EcoCleanR: Overview on Steps for Data merging from online bioiversity resources

Introduction

In this tutorial, we demonstrate the step-by-step process of downloading data from various sources such as GBIF, OBIS, and iDigBio using existing R packages, as well as from InvertEbase via a local CSV file. This process includes merging all data files and standardizing their formats to make them compatible for integration.

Example species: Mexacanthina lugubris

Load packages

library(EcoCleanR)
library(rgbif)
#> Warning: package 'rgbif' was built under R version 4.4.3
library(robis)
#> Warning: package 'robis' was built under R version 4.4.1
#> 
#> Attaching package: 'robis'
#> The following object is masked from 'package:rgbif':
#> 
#>     dataset
library(ridigbio)
#> Warning: package 'ridigbio' was built under R version 4.4.3
library(dplyr)

Input species name

species_name <- "Mexacanthina lugubris"
taxonkey <- name_backbone(species_name)$usageKey

Create a attribute list with TDWG standardize names

Given attributes in the list can be changed/added based on the requirement

attribute_list <- c("source", "catalogNumber", "basisOfRecord", "occurrenceStatus", "institutionCode", "verbatimEventDate", "scientificName", "individualCount", "organismQuantity", "abundance", "decimalLatitude", "decimalLongitude", "coordinateUncertaintyInMeters", "locality", "verbatimLocality", "municipality", "county", "stateProvince", "country", "countryCode")
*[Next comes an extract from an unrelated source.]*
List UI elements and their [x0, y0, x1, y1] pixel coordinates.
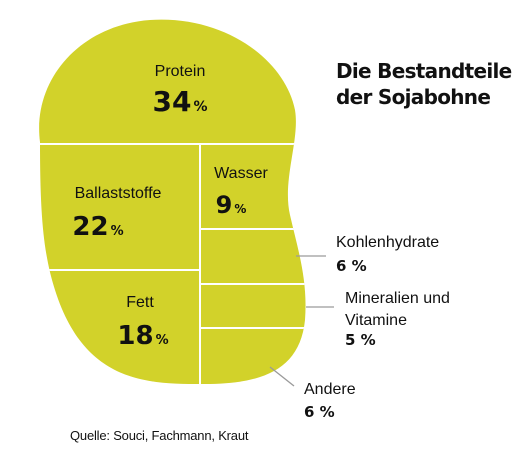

GBIF - data extraction and standardization

This step uses function occ_data of rgbif package to extract data from GBIF.

gbif.occ <- occ_data(taxonKey = taxonkey, occurrenceStatus = NULL, limit = 10000L)$data

# refer article/cite_data.Rmd for instructions on how to cite the data from gbif- data providers

## additional field added to know the source
gbif.occ$source <- "gbif"
for (field in attribute_list) {
  if (!field %in% names(gbif.occ)) {
    gbif.occ[[field]] <- NA # Add the missing field as NA
  }
}

## we are making one column called abundance which should have values from individual count and organism Quantity
gbif.occ$abundance <- ifelse(is.na(as.numeric(gbif.occ$individualCount)), as.numeric(gbif.occ$organismQuantity), as.numeric(gbif.occ$individualCount))
## additional field added to know the source
gbif.occ$source <- "gbif"
gbif.occ_temp <- gbif.occ[, attribute_list]
str(gbif.occ_temp[, 1:3])
#> tibble [1,927 × 3] (S3: tbl_df/tbl/data.frame)
#>  $ source       : chr [1:1927] "gbif" "gbif" "gbif" "gbif" ...
#>  $ catalogNumber: chr [1:1927] "258336784" "258586406" "260117394" "261990463" ...
#>  $ basisOfRecord: chr [1:1927] "HUMAN_OBSERVATION" "HUMAN_OBSERVATION" "HUMAN_OBSERVATION" "HUMAN_OBSERVATION" ...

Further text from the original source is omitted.